Regularization (L1/L2) and Why Your Models Overfit

Machine learning models can be excellent when tested on the data used for training, but quite often they fail to live up to expectations when real-world data are used. The reason for this gap is mostly overfitting: the model ends up learning noise and idiosyncrasies rather than general patterns. Regularization (L1/L2) may be a rather modest in appearance, but a very effective method for keeping models under control and for improving generalization.
What is overfitting in practice?
Overfitting is a situation where a model is so flexible relative to the number and the quality of data that it starts to memorize training examples instead of learning robust rules. Typical indicators of overfitting are: very low training error coupled with much higher validation/test error, predictions that are not stable, and the model being sensitive to small data changes.

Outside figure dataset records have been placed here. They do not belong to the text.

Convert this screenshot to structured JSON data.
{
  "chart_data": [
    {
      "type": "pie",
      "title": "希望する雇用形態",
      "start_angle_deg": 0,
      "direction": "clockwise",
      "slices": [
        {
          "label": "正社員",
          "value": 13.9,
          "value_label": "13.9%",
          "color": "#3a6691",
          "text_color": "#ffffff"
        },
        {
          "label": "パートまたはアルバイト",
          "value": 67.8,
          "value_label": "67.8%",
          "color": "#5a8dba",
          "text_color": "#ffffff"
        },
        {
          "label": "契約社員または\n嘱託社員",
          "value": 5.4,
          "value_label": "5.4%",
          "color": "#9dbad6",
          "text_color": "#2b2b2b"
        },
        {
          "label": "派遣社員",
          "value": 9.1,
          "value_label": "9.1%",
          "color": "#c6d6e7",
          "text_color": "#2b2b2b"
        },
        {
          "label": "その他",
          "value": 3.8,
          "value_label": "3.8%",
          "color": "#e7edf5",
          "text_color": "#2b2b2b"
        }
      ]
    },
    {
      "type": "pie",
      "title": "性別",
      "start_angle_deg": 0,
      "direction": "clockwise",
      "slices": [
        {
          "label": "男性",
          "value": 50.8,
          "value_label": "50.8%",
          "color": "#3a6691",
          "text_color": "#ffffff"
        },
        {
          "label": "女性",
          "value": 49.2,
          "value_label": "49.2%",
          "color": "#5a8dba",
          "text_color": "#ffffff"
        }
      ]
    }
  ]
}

As an instance, a complex model used for predicting customer churn might perfectly follow every tiny fluctuation of the past behavior but when the customer behavior changes even a bit it can fail terribly.
How regularization helps
Regularization imposes a penalty on large weights in the loss function, thus it encourages simpler models which do not depend heavily on any particular feature. The concept is: “If a slightly less perfect fit on the training data leads to a more robust model on new data, then this should be preferred.”
L2 regularization (Ridge) imposes a penalty that is proportional to the square of the weights. It usually moves weights toward zero in a smooth manner but hardly ever makes them exactly zero.
L1 regularization (Lasso) imposes a penalty that is proportional to the absolute value of the weights. Through that, some weights can be completely zeroed thus feature selection is implicitly done.